Juan del Río Martín (14 October 1947 – 28 January 2021) was a Spanish archbishop, Military Ordinary of Spain from 2008 until his death in 2021.

==Career==
In 1964 he obtained the Baccalaureate in his hometown. He entered the Seminary of Seville in 1965, where he would study Philosophy and Theology until 1973. In 1975 he obtained the title of social graduate from the University of Granada. Sent to Rome in 1979, he received a degree in Dogmatic Theology from the Pontifical Gregorian University, subsequently obtaining a Ph.D. degree in the same specialty with a thesis on the ecclesiology of Saint John of Avila.

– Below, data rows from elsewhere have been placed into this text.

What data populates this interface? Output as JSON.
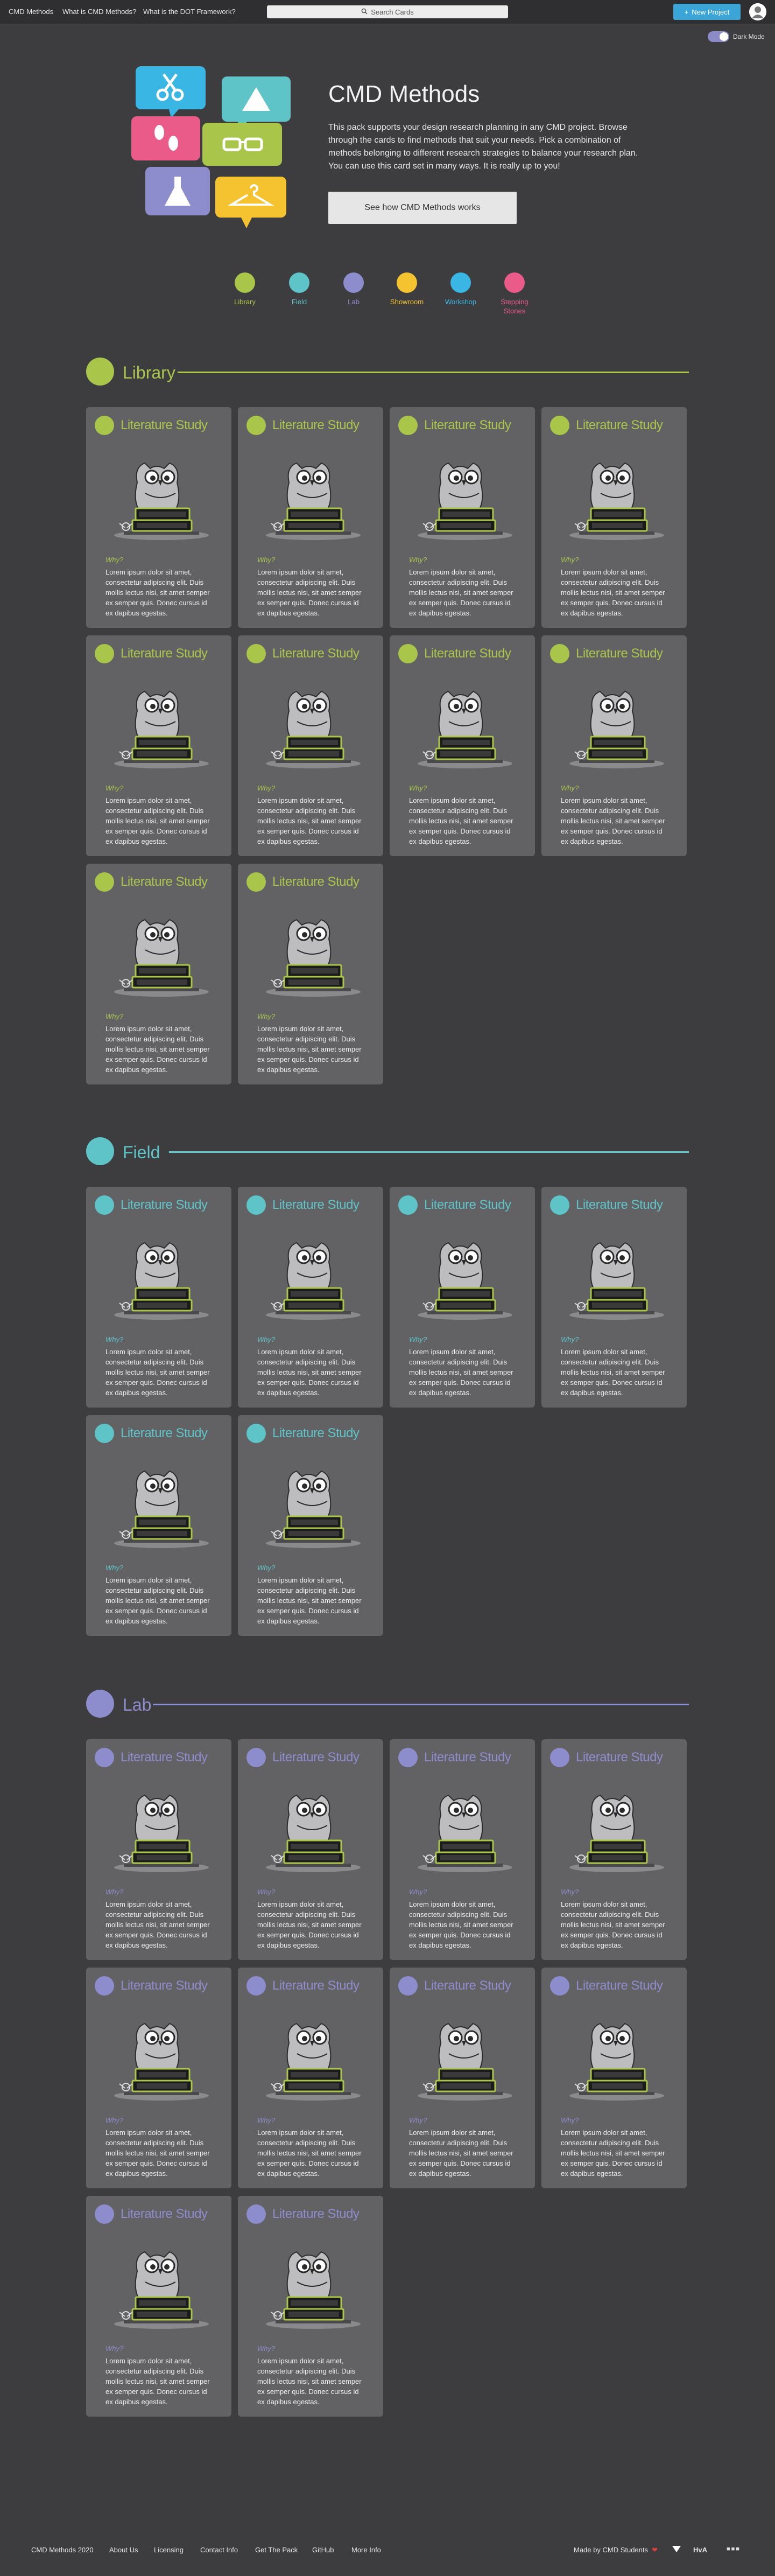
{
  "nav": {
    "brand": "CMD Methods",
    "links": [
      "What is CMD Methods?",
      "What is the DOT Framework?"
    ],
    "search_placeholder": "Search Cards",
    "new_project": "New Project",
    "dark_mode": "Dark Mode"
  },
  "hero": {
    "title": "CMD Methods",
    "description": "This pack supports your design research planning in any CMD project. Browse through the cards to find methods that suit your needs. Pick a combination of methods belonging to different research strategies to balance your research plan. You can use this card set in many ways. It is really up to you!",
    "button": "See how CMD Methods works"
  },
  "legend": [
    {
      "label": "Library",
      "color": "#a9c64a"
    },
    {
      "label": "Field",
      "color": "#5ec4c8"
    },
    {
      "label": "Lab",
      "color": "#8d8ccc"
    },
    {
      "label": "Showroom",
      "color": "#f5c230"
    },
    {
      "label": "Workshop",
      "color": "#39b6e3"
    },
    {
      "label": "Stepping Stones",
      "color": "#ea5b8a"
    }
  ],
  "sections": [
    {
      "name": "Library",
      "color": "#a9c64a",
      "count": 10
    },
    {
      "name": "Field",
      "color": "#5ec4c8",
      "count": 6
    },
    {
      "name": "Lab",
      "color": "#8d8ccc",
      "count": 10
    }
  ],
  "card": {
    "title": "Literature Study",
    "why": "Why?",
    "text": "Lorem ipsum dolor sit amet, consectetur adipiscing elit. Duis mollis lectus nisi, sit amet semper ex semper quis. Donec cursus id ex dapibus egestas."
  },
  "footer": {
    "links": [
      "CMD Methods 2020",
      "About Us",
      "Licensing",
      "Contact Info",
      "Get The Pack",
      "GitHub",
      "More Info"
    ],
    "made_by": "Made by CMD Students",
    "brand": "HvA"
  }
}
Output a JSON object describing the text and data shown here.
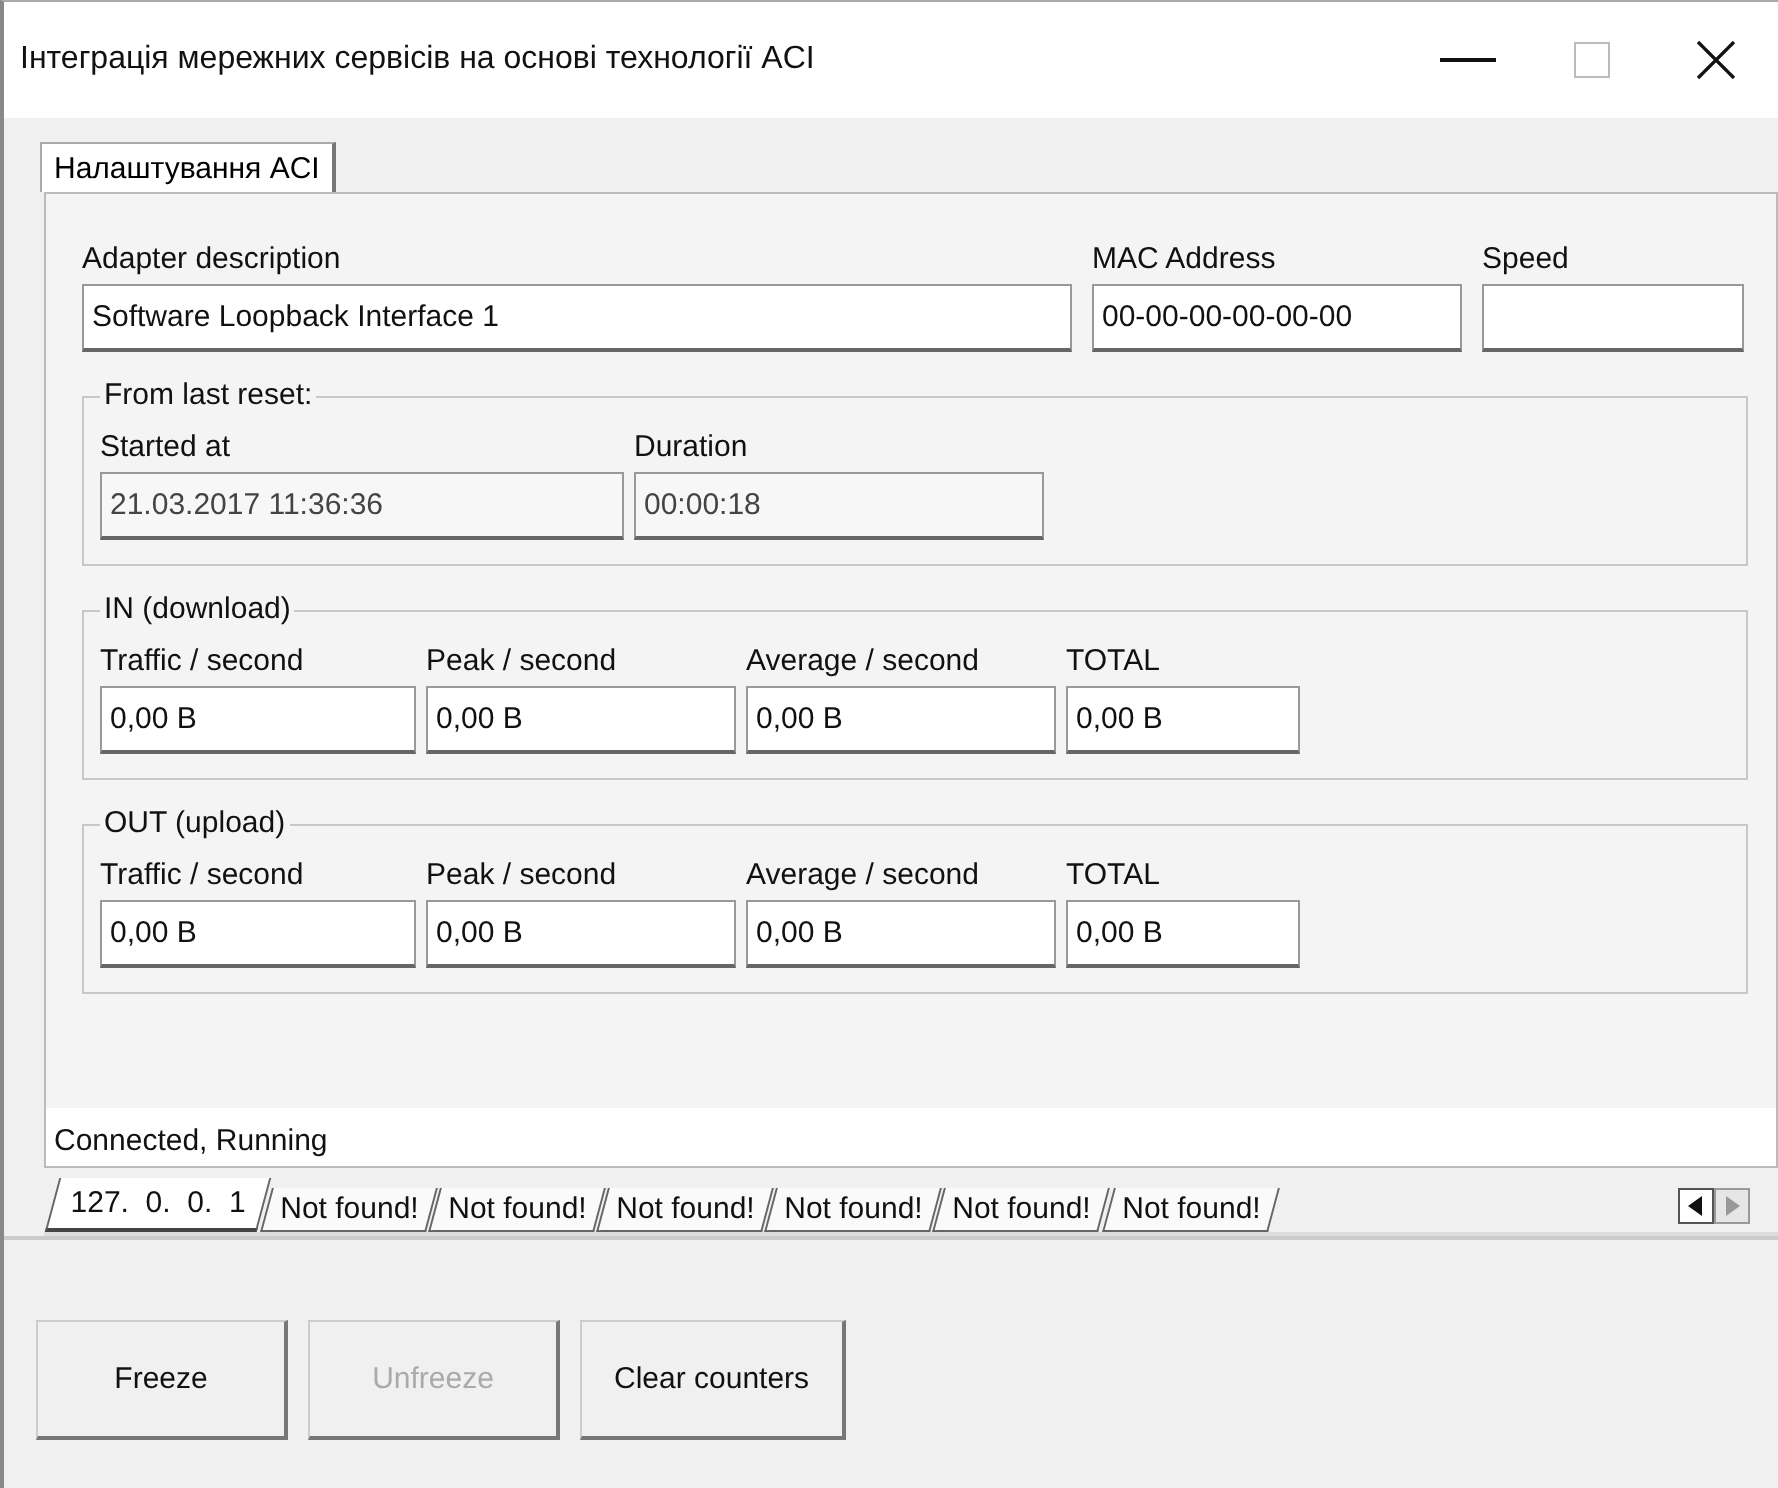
{
  "window": {
    "title": "Інтеграція мережних сервісів на основі технології ACI"
  },
  "tabs": [
    {
      "label": "Налаштування ACI",
      "selected": true
    }
  ],
  "adapter": [
    {
      "label": "Adapter description",
      "value": "Software Loopback Interface 1"
    },
    {
      "label": "MAC Address",
      "value": "00-00-00-00-00-00"
    },
    {
      "label": "Speed"
    }
  ],
  "groups": [
    {
      "kind": "reset",
      "title": "From last reset:",
      "fields": [
        {
          "label": "Started at",
          "value": "21.03.2017 11:36:36",
          "disabled": true
        },
        {
          "label": "Duration",
          "value": "00:00:18",
          "disabled": true
        }
      ]
    },
    {
      "kind": "traffic",
      "title": "IN (download)",
      "fields": [
        {
          "label": "Traffic / second",
          "value": "0,00 B",
          "disabled": false
        },
        {
          "label": "Peak / second",
          "value": "0,00 B",
          "disabled": false
        },
        {
          "label": "Average / second",
          "value": "0,00 B",
          "disabled": false
        },
        {
          "label": "TOTAL",
          "value": "0,00 B",
          "disabled": false
        }
      ]
    },
    {
      "kind": "traffic",
      "title": "OUT (upload)",
      "fields": [
        {
          "label": "Traffic / second",
          "value": "0,00 B",
          "disabled": false
        },
        {
          "label": "Peak / second",
          "value": "0,00 B",
          "disabled": false
        },
        {
          "label": "Average / second",
          "value": "0,00 B",
          "disabled": false
        },
        {
          "label": "TOTAL",
          "value": "0,00 B",
          "disabled": false
        }
      ]
    }
  ],
  "status": "Connected, Running",
  "interface_tabs": [
    {
      "label": "127.  0.  0.  1",
      "selected": true
    },
    {
      "label": "Not found!",
      "selected": false
    },
    {
      "label": "Not found!",
      "selected": false
    },
    {
      "label": "Not found!",
      "selected": false
    },
    {
      "label": "Not found!",
      "selected": false
    },
    {
      "label": "Not found!",
      "selected": false
    },
    {
      "label": "Not found!",
      "selected": false
    }
  ],
  "buttons": [
    {
      "label": "Freeze",
      "disabled": false
    },
    {
      "label": "Unfreeze",
      "disabled": true
    },
    {
      "label": "Clear counters",
      "disabled": false
    }
  ]
}
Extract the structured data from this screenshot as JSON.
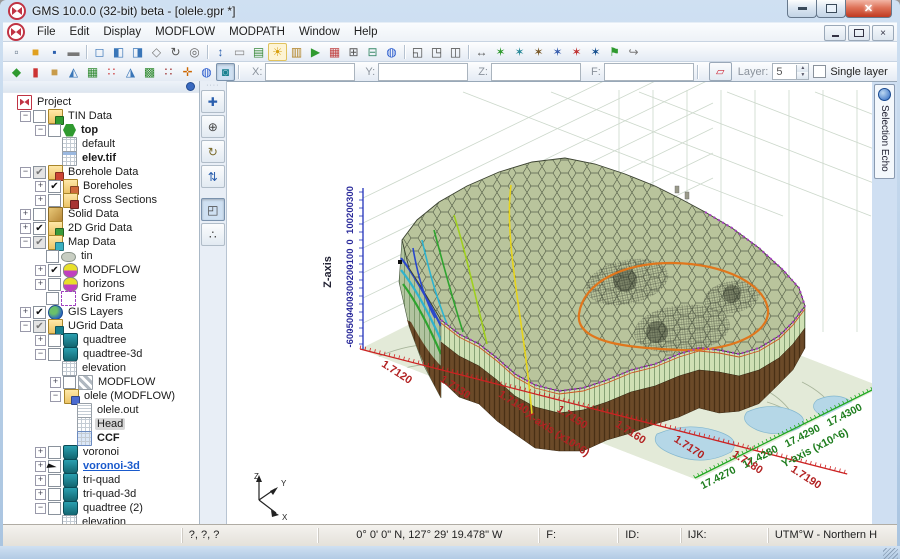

Ordained priest on 2 February 1974 in Seville, he developed his entire pastoral ministry in the Archdiocese of Seville. On 29 June 2000, he was appointed second bishop of the Diocese of Asidonia-Jerez by John Paul II. His consecration was carried out by the Apostolic Nuncio in Spain Manuel Monteiro de Castro on 23 September of that year. Benedict XVI appointed him Military Ordinary of Spain on 30 June 2008.

==Death==
On 21 January 2021, he was admitted to the Gómez Ulla Military Hospital in Madrid after contracting COVID-19 during the COVID-19 pandemic in Spain. Although during the first days it was reported that he was recovering, soon his condition worsened and he succumbed to the disease on 27 January.